March 28, 2024

Social media display

I am incredibly grateful to have grown up during an era before the prevalence of social media. I cannot imagine going through middle school and high school having to navigate the changes involved in adolescence along with maintaining a virtual presence.

Technology is fascinating. I use it every day either at work or at home. Despite my best efforts not to be attached to my phone, I still constantly have it within reach. At times on the weekends, I will leave my phone in another room and walk away, just as an experiment. It works about half the time, because unfortunately I also have an Apple Watch that chimes in on every notification sent to my phone.

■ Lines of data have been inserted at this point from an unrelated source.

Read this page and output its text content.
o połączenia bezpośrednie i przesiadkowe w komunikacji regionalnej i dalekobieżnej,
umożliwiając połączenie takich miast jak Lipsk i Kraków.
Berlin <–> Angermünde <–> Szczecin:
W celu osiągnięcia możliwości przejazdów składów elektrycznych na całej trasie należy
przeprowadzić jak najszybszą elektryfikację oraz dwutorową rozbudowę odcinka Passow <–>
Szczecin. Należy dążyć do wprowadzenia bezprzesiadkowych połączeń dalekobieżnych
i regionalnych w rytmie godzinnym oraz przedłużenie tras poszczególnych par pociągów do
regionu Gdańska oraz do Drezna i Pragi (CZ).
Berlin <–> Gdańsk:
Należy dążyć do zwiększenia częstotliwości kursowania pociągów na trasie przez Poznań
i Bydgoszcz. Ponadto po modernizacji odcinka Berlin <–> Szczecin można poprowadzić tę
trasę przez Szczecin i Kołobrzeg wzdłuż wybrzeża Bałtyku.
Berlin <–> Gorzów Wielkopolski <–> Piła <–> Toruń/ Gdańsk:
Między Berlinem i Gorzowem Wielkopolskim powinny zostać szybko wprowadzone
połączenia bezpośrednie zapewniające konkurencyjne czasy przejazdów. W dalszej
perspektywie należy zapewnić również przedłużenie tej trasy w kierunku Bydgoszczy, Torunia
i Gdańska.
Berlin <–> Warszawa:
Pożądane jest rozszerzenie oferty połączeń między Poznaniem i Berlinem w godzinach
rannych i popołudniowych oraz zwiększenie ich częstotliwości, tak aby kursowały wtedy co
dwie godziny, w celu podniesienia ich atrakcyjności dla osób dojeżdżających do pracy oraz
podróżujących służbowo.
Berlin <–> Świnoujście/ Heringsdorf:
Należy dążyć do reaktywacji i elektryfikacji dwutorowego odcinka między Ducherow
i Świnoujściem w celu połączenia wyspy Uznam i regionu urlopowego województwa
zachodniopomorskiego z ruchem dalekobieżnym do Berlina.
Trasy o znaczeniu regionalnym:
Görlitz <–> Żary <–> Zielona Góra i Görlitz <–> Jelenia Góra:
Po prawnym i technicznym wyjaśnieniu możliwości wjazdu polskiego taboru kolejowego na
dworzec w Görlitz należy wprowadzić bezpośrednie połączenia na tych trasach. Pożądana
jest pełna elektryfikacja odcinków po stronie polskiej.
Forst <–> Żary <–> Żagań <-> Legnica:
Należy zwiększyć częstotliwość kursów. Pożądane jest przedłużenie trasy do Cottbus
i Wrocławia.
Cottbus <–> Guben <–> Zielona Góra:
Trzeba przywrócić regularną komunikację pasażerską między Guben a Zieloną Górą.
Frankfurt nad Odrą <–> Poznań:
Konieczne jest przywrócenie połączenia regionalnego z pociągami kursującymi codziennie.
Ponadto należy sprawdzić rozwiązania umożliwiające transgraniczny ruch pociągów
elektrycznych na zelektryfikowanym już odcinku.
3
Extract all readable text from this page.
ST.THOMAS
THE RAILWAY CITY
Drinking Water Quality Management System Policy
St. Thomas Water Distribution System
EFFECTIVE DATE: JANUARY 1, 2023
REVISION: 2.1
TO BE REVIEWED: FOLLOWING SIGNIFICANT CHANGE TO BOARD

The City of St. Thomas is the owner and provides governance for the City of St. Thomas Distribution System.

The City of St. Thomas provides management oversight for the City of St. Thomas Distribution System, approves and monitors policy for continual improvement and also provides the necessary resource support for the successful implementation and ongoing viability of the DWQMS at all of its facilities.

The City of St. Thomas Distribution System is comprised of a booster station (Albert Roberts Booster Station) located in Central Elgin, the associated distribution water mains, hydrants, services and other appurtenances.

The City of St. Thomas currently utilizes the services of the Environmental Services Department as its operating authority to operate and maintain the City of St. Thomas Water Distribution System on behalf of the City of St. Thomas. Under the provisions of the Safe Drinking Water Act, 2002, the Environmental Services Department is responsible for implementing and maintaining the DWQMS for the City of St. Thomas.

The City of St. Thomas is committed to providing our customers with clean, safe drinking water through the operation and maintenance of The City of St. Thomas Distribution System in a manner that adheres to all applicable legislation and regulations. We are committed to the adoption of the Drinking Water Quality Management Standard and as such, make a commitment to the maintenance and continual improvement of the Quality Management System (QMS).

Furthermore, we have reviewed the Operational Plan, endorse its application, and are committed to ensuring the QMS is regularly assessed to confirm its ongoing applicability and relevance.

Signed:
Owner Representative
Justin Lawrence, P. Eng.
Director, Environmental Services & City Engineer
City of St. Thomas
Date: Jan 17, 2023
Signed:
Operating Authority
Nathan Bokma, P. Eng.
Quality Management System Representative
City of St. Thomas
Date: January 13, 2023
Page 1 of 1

The majority of those notifications are from some form of social media. I don’t think we understand its true power. It can unite complete strangers behind a common cause or it can provide a ground for complete divisiveness with no end in sight.

People find bravery behind a keyboard without having to actually say what they think to another human and it’s troubling. As soon as you hit post, those ideas are out there, in our hands, in other people’s hands and are only a screenshot away from never disappearing.

The power of social media has been on display for more than a week. The nation has been watching the “beer money” story unfold. Carson King did something most 20 year olds wouldn’t. He found himself with an influx of cash and decided to put it to good use instead of keeping it for himself.

It was a heartwarming story about raising money “for the kids.” The entire nation got to see “Iowa Nice” in action. To top it off, it was done by a guy who didn’t ask for any of the attention.

Tuesday we got to see the ugly side of social media. The lengths taken to find even the slightest “dirt” on an otherwise feel-good story makes my head hurt. There was nothing “routine” about delving into eight years of Twitter history for a background check. That is not what journalism should be about. It is moments like this that illustrate why people have a distrust in our profession. There was no need to muddy the water. The story was simple — a nice person raising money for a good cause.

I hope we have not come to a point in our world where our 16-year-old selves speaks to the caliber of person you grow up to be as an adult. I know I certainly wouldn’t want to be judged by the things I did in my teens. I was and still am an introvert. So, I’m not sure what my teenage self would have even put on social media. But I know at one point or another, I could have said something that was potentially offensive to certain people. I couldn’t tell you for sure because over the past 16 years, memories of those stupid conversations are replaced with more meaningful content, like having a good job and enjoying building my family.

Things that were important back then don’t even come on my radar now as an adult. So why could we possibly think to condemn someone for something that was posted as a dumb, 16-year-old boy?

I was happy to see the immediate support for Carson who has handled an impossible situation with nothing but class. I hope this bruise on an otherwise amazing story fades away so people refocus on the good that has come from this entire experience.